3.100 / 60. 3.100 libavdevice 60. 1.100 / 60. 1.100 libavfilter 9. 3.100 / 9.
3.100 libswscale 7. 1.100 / 7. 1.100 libswresample 4. 10.100 / 4. 10.100
libpostproc 57. 1.100 / 57. 1.100 ~/Downloads/temp.mp3: No such
file or directory

Process whisper-recording stderr finished

ffprobe returns this (partial);

encoder         : Lavf60.3.100
  Duration: 00:51:38.77, start: 0.069063, bitrate: 48 kb/s
  Stream #0:0: Audio: mp3, 16000 Hz, stereo, fltp, 48 kb/s
natrys commented 1 year ago

Ugh this was so stupid of me. I forgot that tilde expansion needs to be a thing ffs.

Basically, Linux deep down doesn't understand ~/Downloads/temp.mp3. The actual path is /home/<user>/Downloads/test.mp3. High level programs like shells uses ~ as a convention to truncate the boring common part, but before you run any command it implicitly expands the tilde before running it. Basically it was initially a Bourne shell thing, but was adopted by other shells, and even non-shell programs.

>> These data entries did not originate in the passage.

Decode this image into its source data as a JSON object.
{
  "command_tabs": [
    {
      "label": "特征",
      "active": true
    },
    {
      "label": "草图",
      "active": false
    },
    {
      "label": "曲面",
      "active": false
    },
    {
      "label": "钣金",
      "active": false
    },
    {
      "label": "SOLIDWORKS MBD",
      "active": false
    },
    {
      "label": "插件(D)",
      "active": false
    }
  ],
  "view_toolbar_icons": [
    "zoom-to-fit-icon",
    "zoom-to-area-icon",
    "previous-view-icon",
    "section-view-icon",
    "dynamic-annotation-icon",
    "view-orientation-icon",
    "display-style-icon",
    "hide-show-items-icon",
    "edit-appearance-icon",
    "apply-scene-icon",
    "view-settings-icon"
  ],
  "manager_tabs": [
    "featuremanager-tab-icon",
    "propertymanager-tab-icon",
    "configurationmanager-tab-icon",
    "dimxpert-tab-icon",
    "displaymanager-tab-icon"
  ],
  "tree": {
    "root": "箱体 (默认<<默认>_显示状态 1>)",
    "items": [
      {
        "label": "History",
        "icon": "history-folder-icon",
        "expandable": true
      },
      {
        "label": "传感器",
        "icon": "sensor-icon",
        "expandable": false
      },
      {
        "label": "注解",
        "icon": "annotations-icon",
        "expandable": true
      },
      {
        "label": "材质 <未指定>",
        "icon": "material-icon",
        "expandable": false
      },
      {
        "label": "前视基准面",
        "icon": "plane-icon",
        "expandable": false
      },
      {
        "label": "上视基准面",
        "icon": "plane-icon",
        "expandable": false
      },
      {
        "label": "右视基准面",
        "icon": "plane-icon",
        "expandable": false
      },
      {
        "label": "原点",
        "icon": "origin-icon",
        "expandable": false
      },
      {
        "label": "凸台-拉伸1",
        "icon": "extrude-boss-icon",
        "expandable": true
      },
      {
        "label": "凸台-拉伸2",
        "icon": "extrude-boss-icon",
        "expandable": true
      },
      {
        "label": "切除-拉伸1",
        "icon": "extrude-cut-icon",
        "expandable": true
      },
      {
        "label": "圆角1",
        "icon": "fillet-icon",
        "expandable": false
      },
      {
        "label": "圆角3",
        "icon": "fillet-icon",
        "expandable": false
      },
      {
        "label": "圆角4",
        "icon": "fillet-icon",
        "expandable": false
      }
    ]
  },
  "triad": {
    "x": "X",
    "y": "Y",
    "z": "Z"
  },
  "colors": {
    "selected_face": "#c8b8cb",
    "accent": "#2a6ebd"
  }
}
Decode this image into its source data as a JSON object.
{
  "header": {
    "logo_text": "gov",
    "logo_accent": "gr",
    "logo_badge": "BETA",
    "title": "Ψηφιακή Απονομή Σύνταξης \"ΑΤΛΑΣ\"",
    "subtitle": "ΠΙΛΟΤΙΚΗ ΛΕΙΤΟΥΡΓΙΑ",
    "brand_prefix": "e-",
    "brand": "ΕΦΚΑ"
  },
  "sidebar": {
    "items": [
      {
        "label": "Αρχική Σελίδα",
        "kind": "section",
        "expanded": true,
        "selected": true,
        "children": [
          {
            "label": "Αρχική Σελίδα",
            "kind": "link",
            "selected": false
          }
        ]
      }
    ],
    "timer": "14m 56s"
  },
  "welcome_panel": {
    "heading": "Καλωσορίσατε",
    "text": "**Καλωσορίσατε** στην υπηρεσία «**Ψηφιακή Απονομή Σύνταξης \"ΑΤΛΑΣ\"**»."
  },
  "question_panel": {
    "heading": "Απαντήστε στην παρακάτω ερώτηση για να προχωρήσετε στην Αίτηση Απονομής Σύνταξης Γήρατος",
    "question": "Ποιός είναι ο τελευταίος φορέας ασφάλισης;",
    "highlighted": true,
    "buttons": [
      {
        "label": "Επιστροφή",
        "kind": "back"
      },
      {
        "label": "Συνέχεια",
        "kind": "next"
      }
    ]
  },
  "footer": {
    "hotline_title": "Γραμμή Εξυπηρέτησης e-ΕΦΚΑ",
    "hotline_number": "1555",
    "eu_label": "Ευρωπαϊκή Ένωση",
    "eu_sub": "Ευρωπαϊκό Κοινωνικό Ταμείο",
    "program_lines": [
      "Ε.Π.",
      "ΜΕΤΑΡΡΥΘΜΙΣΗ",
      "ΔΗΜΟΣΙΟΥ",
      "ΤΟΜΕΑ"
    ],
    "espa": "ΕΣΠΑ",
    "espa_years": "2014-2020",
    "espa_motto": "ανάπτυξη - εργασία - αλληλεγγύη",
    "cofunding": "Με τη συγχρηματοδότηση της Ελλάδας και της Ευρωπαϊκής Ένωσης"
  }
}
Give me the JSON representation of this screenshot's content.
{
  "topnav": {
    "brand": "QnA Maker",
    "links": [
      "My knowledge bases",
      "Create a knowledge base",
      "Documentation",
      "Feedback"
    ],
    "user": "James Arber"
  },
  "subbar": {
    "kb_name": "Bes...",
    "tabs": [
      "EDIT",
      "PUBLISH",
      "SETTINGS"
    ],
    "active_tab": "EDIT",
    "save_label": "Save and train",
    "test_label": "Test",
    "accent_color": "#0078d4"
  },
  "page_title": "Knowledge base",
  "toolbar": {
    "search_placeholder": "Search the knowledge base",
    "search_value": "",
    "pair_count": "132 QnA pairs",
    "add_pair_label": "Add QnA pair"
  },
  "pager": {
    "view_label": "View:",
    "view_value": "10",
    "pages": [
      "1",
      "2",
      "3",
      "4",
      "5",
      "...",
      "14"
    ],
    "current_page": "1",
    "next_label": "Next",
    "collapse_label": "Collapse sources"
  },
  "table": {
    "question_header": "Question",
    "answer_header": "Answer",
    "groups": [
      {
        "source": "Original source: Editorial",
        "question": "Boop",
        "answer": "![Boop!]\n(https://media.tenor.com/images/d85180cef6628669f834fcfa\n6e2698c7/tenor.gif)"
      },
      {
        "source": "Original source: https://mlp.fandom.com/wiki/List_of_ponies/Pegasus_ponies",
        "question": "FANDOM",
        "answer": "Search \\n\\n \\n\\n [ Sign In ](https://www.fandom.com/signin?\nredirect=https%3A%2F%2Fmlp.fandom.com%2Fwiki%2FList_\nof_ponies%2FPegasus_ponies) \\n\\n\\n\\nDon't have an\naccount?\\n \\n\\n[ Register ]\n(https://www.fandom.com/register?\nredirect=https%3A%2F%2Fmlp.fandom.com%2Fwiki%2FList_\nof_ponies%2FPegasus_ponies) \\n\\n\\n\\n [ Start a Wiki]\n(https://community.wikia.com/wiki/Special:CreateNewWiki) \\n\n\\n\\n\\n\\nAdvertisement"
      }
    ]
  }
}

The make-process API in Emacs is low level and it expects paths to be already expanded. I knew that, but I basically assumed that high-level read-file-name that shows the file selection UI does the necessary expansion, but clearly not. Showing the file selection menu in terms of tilde, but not expanding it is a little anti-intuitive.

But anyway, I never caught it in my tests because I have always tried it on a file in /tmp/ dir so there was no tilde in need of expanding.

I have pushed a fix that solves it. Thanks a lot again.

oatmealm commented 1 year ago

There's also file-truename which I believe also resolve symbolic links...

Thank you!

oatmealm commented 1 year ago

Yep. Working ! It'll take sometime I'm guessing :)